Health insurers generally don't cover the calcium CT scans. But now that there is a major study to support it, health plans will in all likelihood start covering the test if a doctor prescribes it. They are unlikely to cover the scan for people who just want to find out their calcium scores, though. Most doctors recommend that anyone who elects to get a scan, do so at a medical center, not, say, a mall or county fair.

The researchers' conclusions apply generally only to people over 45, because a lower age generally means a far lower risk. They also don't apply to people with diabetes, who currently are believed to be a significantly higher risk.

Rather, they apply to midrange people such as these: Someone with fairly high LDL cholesterol of 150 or 160, but with no other risk factors, and no protective effect from high HDL, or "good" cholesterol. Or it could apply to a smoker who lacks other risk factors and has low cholesterol and blood pressure.

In such people, researchers found, a high calcium score of 300 or more bumps them up into the higher-risk category of people who need intensive lifestyle changes and, possibly, drugs. A score of more than 300 puts people at least in the top 10-percentile of plaque buildup in heart arteries.

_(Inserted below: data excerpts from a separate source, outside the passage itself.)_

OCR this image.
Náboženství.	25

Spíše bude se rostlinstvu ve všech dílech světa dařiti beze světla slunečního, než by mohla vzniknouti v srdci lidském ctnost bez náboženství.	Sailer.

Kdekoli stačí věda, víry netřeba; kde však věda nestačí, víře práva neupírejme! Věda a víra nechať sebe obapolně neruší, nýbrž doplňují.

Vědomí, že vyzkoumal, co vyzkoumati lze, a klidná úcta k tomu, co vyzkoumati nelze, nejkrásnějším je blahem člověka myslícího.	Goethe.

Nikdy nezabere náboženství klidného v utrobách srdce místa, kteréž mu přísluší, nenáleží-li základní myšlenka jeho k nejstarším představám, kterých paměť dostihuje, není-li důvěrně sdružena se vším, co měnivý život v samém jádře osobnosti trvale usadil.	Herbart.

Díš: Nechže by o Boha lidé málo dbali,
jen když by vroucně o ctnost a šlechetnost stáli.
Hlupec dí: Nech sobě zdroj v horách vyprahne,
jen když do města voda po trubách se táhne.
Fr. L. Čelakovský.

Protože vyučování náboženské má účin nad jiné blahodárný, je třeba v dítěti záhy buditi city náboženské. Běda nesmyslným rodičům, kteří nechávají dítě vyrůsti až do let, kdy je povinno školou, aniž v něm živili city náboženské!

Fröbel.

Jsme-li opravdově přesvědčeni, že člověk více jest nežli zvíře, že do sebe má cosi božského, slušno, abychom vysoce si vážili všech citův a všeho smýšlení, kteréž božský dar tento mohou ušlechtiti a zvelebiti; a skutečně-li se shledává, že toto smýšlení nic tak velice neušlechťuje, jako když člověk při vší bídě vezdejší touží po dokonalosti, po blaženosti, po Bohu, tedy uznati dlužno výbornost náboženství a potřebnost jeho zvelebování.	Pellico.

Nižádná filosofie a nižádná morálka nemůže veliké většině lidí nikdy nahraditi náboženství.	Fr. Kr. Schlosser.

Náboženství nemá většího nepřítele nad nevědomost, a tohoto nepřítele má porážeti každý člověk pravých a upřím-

David Van Zandt, dean of the Northwestern University Law School in Chicago, is a patient who may benefit from the scan. With a family history of heart disease and borderline high cholesterol, he was a classic middle-risk person at age 50, until he recently got a CT scan, which showed heavy plaque. His doctor put him on a statin drug, and he overhauled his eating and exercise habits. "Now, almost nothing with saturated fat passes my lips," he says.

The new research, if widely accepted, could prove a boon to manufacturers of cholesterol-lowering statin drugs, such as Pfizer Inc., which makes Lipitor, and Merck & Co., which makes Zocor. Theoretically, the new knowledge could also lead to invasive tests like ngiograms or even major steps like stents or surgery to open up coronary arteries. It is because of the danger of possible "overtreatment" that the debate over CT scans has been so intense.

Longtime Dilemma

The longtime dilemma over this issue has stemmed from a curious physiological phenomenon. Calcium forms to protect heart arteries from the fatty plaque that builds up over years of bad eating habits, smoking or uncontrollable factors. As plaque builds up, so does calcium. Thus, calcium is a measure of advancing disease. But paradoxically, many cardiologists today believe that calcium can wall off the fatty plaque and have a beneficial effect. Thus, there have been questions about whether a very high calcium score necessarily is indicative of high risk. Conversely, it has been unclear whether a calcium score of zero means essentially no risk of heart disease.

The latest study is quite clear on the second point. "The current results demonstrated that a coronary calcium score of zero does not routinely exclude risk of future coronary heart disease events," the authors write. In fact, seven of 75 people believed based on traditional risk factors to have a 21% or greater risk of heart attack in fact suffered one, or died of one, during the research, despite having a coronary calcium score of zero. So did seven of 195 people with zero calcium scores who were believed to be in the middle-risk range.